Automaticity is the ability for us to do things without thinking – going on to automatic pilot if you will. It allows us to automatically do things that are habits, rituals and norms. In my view this has a clear link to how we want to look at safety through the safety II lens or framing.

Automaticity is usually the result of repetition and practice. The obvious analogy is driving. Once we have learnt to drive and we repeatedly continue to drive, this increases our skill and our ‘muscle memory’ that then lends itself to a degree of automaticity. Other common examples would be walking, speaking, any aspect of a production line way of working. Once we gain this skill and are sufficiently practiced we can then focus our mind on other activities or thoughts. How many times at work do you think you are experiencing this automaticity, that you are doing one thing but are thinking of something else. Given the complex adaptive nature of healthcare I would suggest this is extremely frequent.

What are the links with safety II?

This ability to be on automatic pilot or to be thinking of other things while doing something else and to be distracted has consequences for safety. For example, it has consequences for our checking of prescriptions, checking of infusion pumps, ensuring we have the right information or the right patient and so on.
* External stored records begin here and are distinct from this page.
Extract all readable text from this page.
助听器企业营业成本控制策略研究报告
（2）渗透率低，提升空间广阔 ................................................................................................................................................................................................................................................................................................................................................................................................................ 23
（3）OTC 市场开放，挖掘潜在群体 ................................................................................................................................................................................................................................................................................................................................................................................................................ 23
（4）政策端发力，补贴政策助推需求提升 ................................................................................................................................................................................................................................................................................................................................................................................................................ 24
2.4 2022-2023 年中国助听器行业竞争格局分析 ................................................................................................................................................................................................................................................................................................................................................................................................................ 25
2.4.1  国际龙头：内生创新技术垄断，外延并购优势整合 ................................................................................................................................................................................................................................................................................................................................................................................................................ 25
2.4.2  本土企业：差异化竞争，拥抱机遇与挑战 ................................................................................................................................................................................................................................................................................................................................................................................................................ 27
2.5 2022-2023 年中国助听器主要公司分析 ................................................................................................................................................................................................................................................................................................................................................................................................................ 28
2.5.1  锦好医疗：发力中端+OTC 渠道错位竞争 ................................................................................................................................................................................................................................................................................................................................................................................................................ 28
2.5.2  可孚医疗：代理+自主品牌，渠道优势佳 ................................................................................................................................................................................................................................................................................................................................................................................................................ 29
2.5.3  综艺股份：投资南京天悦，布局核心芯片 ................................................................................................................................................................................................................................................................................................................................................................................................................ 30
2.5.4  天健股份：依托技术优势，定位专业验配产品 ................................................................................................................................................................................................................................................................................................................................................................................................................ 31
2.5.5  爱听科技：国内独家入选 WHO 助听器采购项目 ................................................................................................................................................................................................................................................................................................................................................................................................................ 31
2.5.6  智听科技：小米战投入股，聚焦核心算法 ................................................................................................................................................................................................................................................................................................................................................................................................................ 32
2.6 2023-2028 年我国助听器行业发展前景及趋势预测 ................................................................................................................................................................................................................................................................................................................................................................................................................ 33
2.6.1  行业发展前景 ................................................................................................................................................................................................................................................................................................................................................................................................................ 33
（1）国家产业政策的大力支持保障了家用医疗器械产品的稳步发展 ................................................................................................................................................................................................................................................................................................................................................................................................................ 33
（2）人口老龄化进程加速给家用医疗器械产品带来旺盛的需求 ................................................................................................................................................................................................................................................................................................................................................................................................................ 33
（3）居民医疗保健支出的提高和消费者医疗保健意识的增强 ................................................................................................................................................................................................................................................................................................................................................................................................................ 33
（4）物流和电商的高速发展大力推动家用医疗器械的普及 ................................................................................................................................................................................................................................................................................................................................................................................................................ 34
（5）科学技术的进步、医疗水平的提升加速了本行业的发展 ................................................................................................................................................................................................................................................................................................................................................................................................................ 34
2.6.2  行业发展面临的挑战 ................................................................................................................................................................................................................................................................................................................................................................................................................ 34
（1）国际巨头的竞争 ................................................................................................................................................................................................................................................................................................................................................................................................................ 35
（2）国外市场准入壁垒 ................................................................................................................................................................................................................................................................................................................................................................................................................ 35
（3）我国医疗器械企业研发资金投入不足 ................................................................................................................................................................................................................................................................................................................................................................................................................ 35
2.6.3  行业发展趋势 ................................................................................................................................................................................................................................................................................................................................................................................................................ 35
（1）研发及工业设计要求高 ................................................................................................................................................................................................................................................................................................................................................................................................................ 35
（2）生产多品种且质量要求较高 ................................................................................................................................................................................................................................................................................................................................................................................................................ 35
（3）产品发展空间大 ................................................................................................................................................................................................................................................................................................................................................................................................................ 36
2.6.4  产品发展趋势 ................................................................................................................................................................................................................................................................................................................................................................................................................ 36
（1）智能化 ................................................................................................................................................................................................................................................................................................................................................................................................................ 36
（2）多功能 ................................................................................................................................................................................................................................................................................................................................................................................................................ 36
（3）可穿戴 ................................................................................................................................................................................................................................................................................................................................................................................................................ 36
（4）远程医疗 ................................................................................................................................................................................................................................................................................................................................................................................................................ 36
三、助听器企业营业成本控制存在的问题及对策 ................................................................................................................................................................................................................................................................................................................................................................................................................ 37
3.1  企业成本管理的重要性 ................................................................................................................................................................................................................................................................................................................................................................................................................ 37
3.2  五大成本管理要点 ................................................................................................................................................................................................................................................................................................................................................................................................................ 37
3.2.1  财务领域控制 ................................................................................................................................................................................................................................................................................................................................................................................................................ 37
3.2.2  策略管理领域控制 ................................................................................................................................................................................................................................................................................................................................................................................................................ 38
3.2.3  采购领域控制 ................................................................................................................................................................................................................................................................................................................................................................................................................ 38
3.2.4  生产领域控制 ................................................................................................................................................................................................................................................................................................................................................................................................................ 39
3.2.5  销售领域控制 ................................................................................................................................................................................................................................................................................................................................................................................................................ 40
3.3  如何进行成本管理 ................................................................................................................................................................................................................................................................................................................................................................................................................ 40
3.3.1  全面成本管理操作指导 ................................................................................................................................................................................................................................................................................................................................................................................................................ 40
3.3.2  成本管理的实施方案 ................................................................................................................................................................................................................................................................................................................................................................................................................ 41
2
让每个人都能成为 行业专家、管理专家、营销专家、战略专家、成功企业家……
So when we try to study what we do everyday, the mundane and the ordinary, part of this is to study the things we do automatically. Because, by doing so we may reach some interesting conclusions and not only find your how we maintain safety but also what the near misses might be, or the clues that we might see that show us the fine line between safe and unsafe care. What is that study telling us about how we generally succeed to complete our task but also what are the conditions or factors that could lead it to fail.

In the same way as when we are driving, every now and then we notice what we are doing, we notice when we came close to another car, or didn’t break as quickly as we could or we thought we could move out of a junction in time but nearly didn’t. It is the same way that we might think we can drift into an unsafe space and move from the speed limit to something faster and faster. This could also be an unsafe space at work. We drift into taking more and more risks.

It is clearly linked to the four stages of competence:

Unconscious Incompetence – you don’t know what you don’t know – we may not may not recognise our own incompetence

Conscious Incompetence – you know what you don’t know – we recognise that we don’t know how to do something and value addressing this

Conscious Competence – you know that you can do it now – we know how to do something but the skill or knowledge still requires our concentration

Unconscious Competence – you can do it without thinking about it – we have so much practice that it has become second nature (automaticity) and can be performed easily – as a result the skill can be performed while doing something else

What can we do about this?

Automaticity can be disrupted by paying explicit attention to what you are doing.

Asking yourself to slow down, press the pause button because you are concerned that you are drifting into that unsafe space.

Bring the subconscious into your conscious.

Activily tell yourself to be alert when you know you could be anything but.

Study how safe we are and how safe our systems are by thinking about the times where we are on automatic pilot or where we are exhibiting unconscious competence.